Test data is further randomly divided into Public (40%) and Private (60%) data.
- Your initial responses will be checked and scored on the Public data.
- The final rankings would be based on your private score which will be published once the competition is over.
- Entries submitted after the contest is closed will not be considered.
- Since this is a hiring hack, you are expected to solve the problem on your own.
- Use of external dataset is strictly prohibited.
- Use of Webpage_id as a feature is not allowed.
- Participation is free-of-charge.
- Participant must update their profile details and upload their latest CV.
The profile of the user as updated at time of registering for the contest along with their CV and Analytics Vidhya profile will be shared with the sponsor of the hackathon for purposes of hiring.
- You are free to use solution checker as many times as you want.
- Adding comments is mandatory for the use of solution checker
- Comments will help you to refer to a particular solution at a later point in time.

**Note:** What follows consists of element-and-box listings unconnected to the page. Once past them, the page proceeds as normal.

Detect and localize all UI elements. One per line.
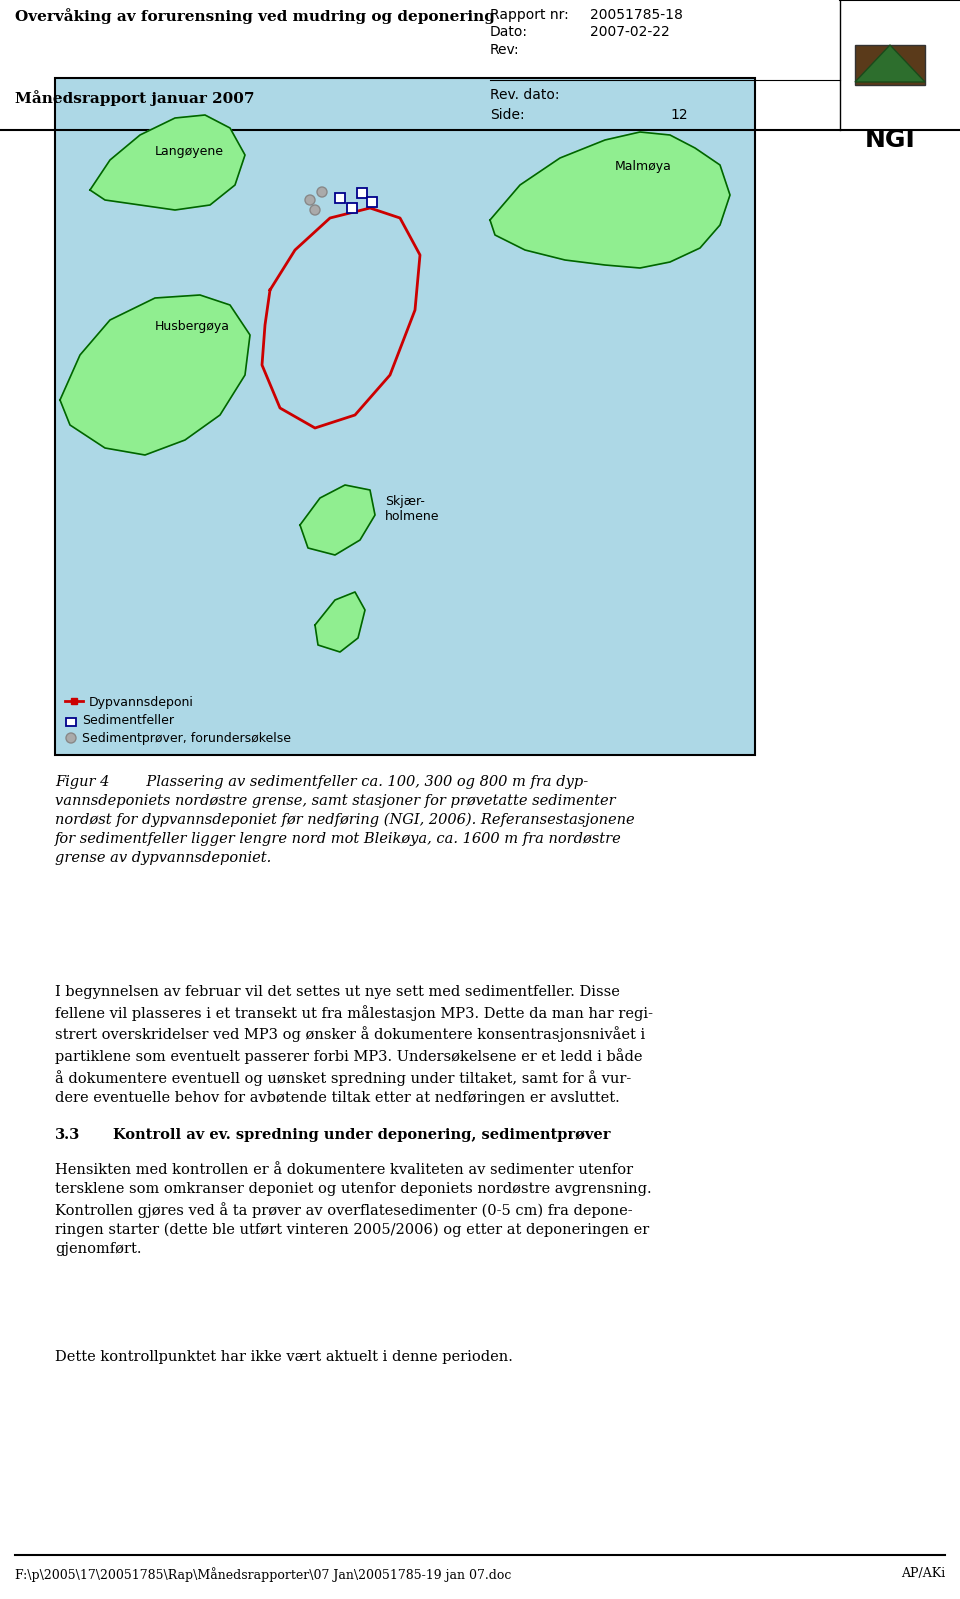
Bar	[357, 189, 367, 198]
Text: 3.3: 3.3	[55, 1127, 81, 1142]
Bar	[347, 203, 357, 213]
Text: Sedimentprøver, forundersøkelse: Sedimentprøver, forundersøkelse	[82, 732, 291, 745]
Text: I begynnelsen av februar vil det settes ut nye sett med sedimentfeller. Disse
fe: I begynnelsen av februar vil det settes …	[55, 985, 653, 1105]
Text: Dypvannsdeponi: Dypvannsdeponi	[89, 696, 194, 708]
Text: Side:: Side:	[490, 109, 524, 122]
Bar	[66, 718, 76, 726]
Text: AP/AKi: AP/AKi	[900, 1567, 945, 1580]
Text: Sedimentfeller: Sedimentfeller	[82, 715, 174, 728]
Text: Skjær-
holmene: Skjær- holmene	[385, 496, 440, 523]
Polygon shape	[855, 45, 925, 82]
Text: Husbergøya: Husbergøya	[155, 320, 230, 333]
Polygon shape	[60, 294, 250, 456]
Text: Rev:: Rev:	[490, 43, 519, 58]
Bar	[335, 193, 345, 203]
Text: NGI: NGI	[865, 128, 916, 152]
Circle shape	[310, 205, 320, 214]
Text: 12: 12	[670, 109, 687, 122]
Text: Dette kontrollpunktet har ikke vært aktuelt i denne perioden.: Dette kontrollpunktet har ikke vært aktu…	[55, 1350, 513, 1364]
Text: F:\p\2005\17\20051785\Rap\Månedsrapporter\07 Jan\20051785-19 jan 07.doc: F:\p\2005\17\20051785\Rap\Månedsrapporte…	[15, 1567, 512, 1581]
Text: Månedsrapport januar 2007: Månedsrapport januar 2007	[15, 90, 254, 106]
Text: Rapport nr:: Rapport nr:	[490, 8, 568, 22]
Text: Rev. dato:: Rev. dato:	[490, 88, 560, 102]
Bar	[840, 0, 960, 130]
Circle shape	[66, 732, 76, 744]
Polygon shape	[90, 115, 245, 209]
Polygon shape	[315, 592, 365, 652]
Text: 2007-02-22: 2007-02-22	[590, 26, 670, 38]
Polygon shape	[300, 484, 375, 555]
Polygon shape	[490, 133, 730, 269]
Bar	[855, 45, 925, 85]
Text: 20051785-18: 20051785-18	[590, 8, 683, 22]
Text: Dato:: Dato:	[490, 26, 528, 38]
Text: Langøyene: Langøyene	[155, 146, 224, 158]
Bar	[367, 197, 377, 206]
Text: Kontroll av ev. spredning under deponering, sedimentprøver: Kontroll av ev. spredning under deponeri…	[113, 1127, 611, 1142]
Text: Hensikten med kontrollen er å dokumentere kvaliteten av sedimenter utenfor
tersk: Hensikten med kontrollen er å dokumenter…	[55, 1162, 652, 1257]
Circle shape	[317, 187, 327, 197]
Text: Overvåking av forurensning ved mudring og deponering: Overvåking av forurensning ved mudring o…	[15, 8, 494, 24]
Text: Figur 4        Plassering av sedimentfeller ca. 100, 300 og 800 m fra dyp-
vanns: Figur 4 Plassering av sedimentfeller ca.…	[55, 776, 635, 865]
Text: Malmøya: Malmøya	[615, 160, 672, 173]
Bar	[55, 78, 755, 755]
Circle shape	[305, 195, 315, 205]
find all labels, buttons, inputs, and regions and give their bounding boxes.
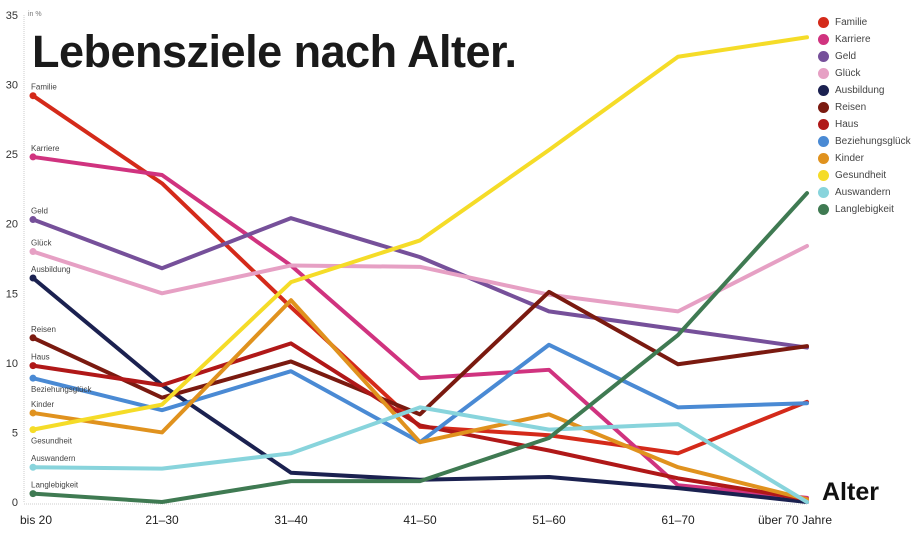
y-tick-label: 5 [12,427,18,439]
series-line-auswandern [31,405,809,504]
series-label: Familie [31,83,57,92]
series-label: Beziehungsglück [31,385,92,394]
legend-swatch [818,136,829,147]
legend-label: Gesundheit [835,170,887,181]
y-tick-label: 35 [6,10,18,22]
data-point [29,490,37,498]
series-label: Auswandern [31,454,75,463]
series-label: Langlebigkeit [31,481,79,490]
series-line-gesundheit [31,35,809,432]
legend-item: Glück [818,65,911,82]
data-point [29,409,37,417]
legend-item: Langlebigkeit [818,201,911,218]
x-tick-label: 51–60 [532,513,566,527]
data-point [29,92,37,100]
series-line-glück [31,243,809,314]
series-label: Glück [31,239,52,248]
legend-label: Kinder [835,153,864,164]
x-tick-label: bis 20 [20,513,52,527]
legend-label: Langlebigkeit [835,204,894,215]
x-tick-label: über 70 Jahre [758,513,832,527]
data-point [29,334,37,342]
legend-swatch [818,119,829,130]
legend-swatch [818,170,829,181]
y-tick-label: 15 [6,288,18,300]
y-tick-label: 25 [6,149,18,161]
legend-label: Karriere [835,34,871,45]
legend-label: Glück [835,68,861,79]
legend-item: Geld [818,48,911,65]
legend-swatch [818,187,829,198]
legend-swatch [818,17,829,28]
series-label: Karriere [31,144,60,153]
legend-item: Gesundheit [818,167,911,184]
legend-item: Kinder [818,150,911,167]
legend-swatch [818,204,829,215]
legend-item: Beziehungsglück [818,133,911,150]
data-point [29,248,37,256]
y-tick-label: 10 [6,358,18,370]
series-line-reisen [31,289,809,417]
legend-item: Ausbildung [818,82,911,99]
legend-swatch [818,153,829,164]
series-line-haus [31,341,809,502]
data-point [29,362,37,370]
data-point [29,374,37,382]
chart-title: Lebensziele nach Alter. [32,26,517,77]
legend-swatch [818,85,829,96]
x-tick-label: 31–40 [274,513,308,527]
legend-item: Haus [818,116,911,133]
legend-item: Karriere [818,31,911,48]
series-line-kinder [31,298,809,502]
legend-label: Ausbildung [835,85,885,96]
legend-item: Reisen [818,99,911,116]
legend-swatch [818,68,829,79]
legend-swatch [818,51,829,62]
legend-swatch [818,102,829,113]
data-point [29,426,37,434]
legend-label: Geld [835,51,857,62]
y-tick-label: 20 [6,219,18,231]
series-label: Geld [31,207,48,216]
data-point [29,463,37,471]
y-tick-label: 30 [6,80,18,92]
series-line-langlebigkeit [31,191,809,504]
series-label: Reisen [31,325,56,334]
legend-item: Familie [818,14,911,31]
y-tick-label: 0 [12,497,18,509]
data-point [29,216,37,224]
series-label: Kinder [31,400,54,409]
x-tick-label: 61–70 [661,513,695,527]
series-line-geld [31,216,809,350]
legend-label: Reisen [835,102,867,113]
legend: Familie Karriere Geld Glück Ausbildung Reisen… [818,14,911,218]
legend-label: Haus [835,119,859,130]
series-label: Haus [31,353,50,362]
legend-swatch [818,34,829,45]
data-point [29,153,37,161]
x-axis-label: Alter [822,478,879,506]
x-tick-label: 21–30 [145,513,179,527]
series-line-familie [31,93,809,456]
x-tick-label: 41–50 [403,513,437,527]
legend-label: Familie [835,17,868,28]
legend-item: Auswandern [818,184,911,201]
data-point [29,274,37,282]
y-axis-unit: in % [28,11,42,18]
series-label: Gesundheit [31,437,73,446]
series-line-karriere [31,154,809,500]
legend-label: Beziehungsglück [835,136,911,147]
series-label: Ausbildung [31,265,71,274]
legend-label: Auswandern [835,187,891,198]
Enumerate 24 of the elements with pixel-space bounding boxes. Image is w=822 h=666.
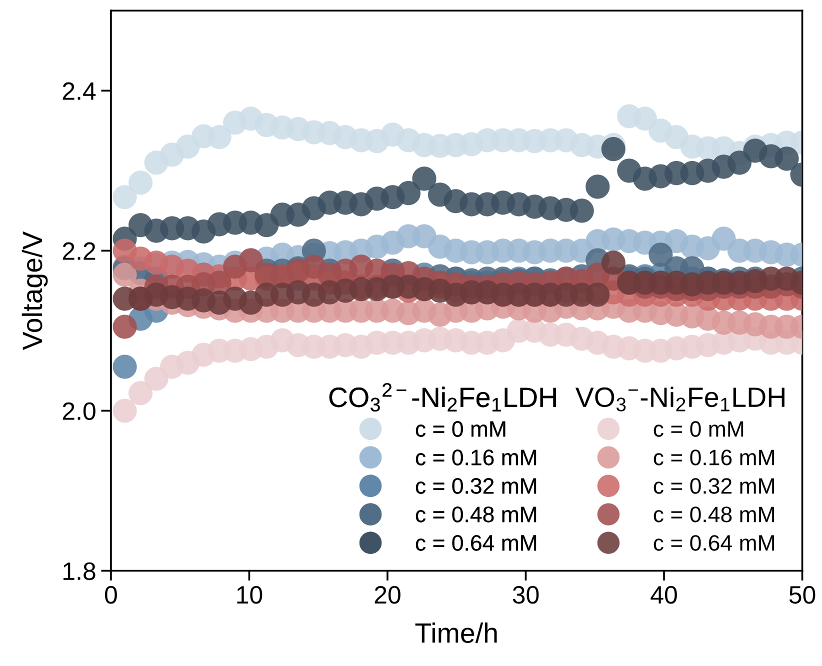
x-tick-label: 50 (789, 586, 816, 604)
x-tick-label: 30 (512, 586, 539, 604)
legend-label: c = 0 mM (416, 421, 506, 437)
legend-label: c = 0.64 mM (416, 535, 536, 551)
text: CO$_{3}$$^{2−}$-Ni$_{2}$Fe$_{1}$LDH (329, 383, 556, 412)
legend-label: c = 0.48 mM (416, 506, 536, 522)
x-tick-label: 40 (650, 586, 677, 604)
x-axis-title: Time/h (415, 622, 497, 643)
y-tick-label: 2.0 (62, 402, 96, 420)
legend-label: c = 0.32 mM (416, 478, 536, 494)
y-tick-label: 1.8 (64, 562, 96, 580)
y-tick-label: 2.2 (62, 242, 96, 260)
x-tick-label: 0 (104, 586, 117, 604)
legend-label: c = 0.16 mM (416, 450, 536, 466)
legend-label: c = 0.64 mM (654, 535, 774, 551)
y-tick-label: 2.4 (62, 82, 96, 100)
text: VO$_{3}$$^{−}$-Ni$_{2}$Fe$_{1}$LDH (575, 386, 784, 412)
legend-label: c = 0.48 mM (654, 506, 774, 522)
legend-label: c = 0 mM (654, 421, 744, 437)
y-axis-title: Voltage/V (22, 231, 48, 350)
x-tick-label: 10 (237, 586, 262, 604)
x-tick-label: 20 (374, 586, 400, 604)
legend-label: c = 0.16 mM (654, 450, 774, 466)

- Setting final submission is mandatory. Without a final submission, your entry will not be considered.
- Code file is mandatory while sending final submission. For GUI based tools, please upload a zip file of snapshots of steps taken by you, else upload code file.
- The code file uploaded should be pertaining to your final submission.
- Throughout the hackathon, you are expected to respect fellow hackers and act with high integrity.
- Slack Live Chat admins hold the right to block any participant found to use foul / disrespectful language.
- Analytics Vidhya and Innoplexus hold the right to disqualify any participant at any stage of competition, if participant(s) are deemed to be acting fraudulently.
Note :- The datasets in this competitions is solely meant to be used for this competition only. You cannot use it for any other purpose.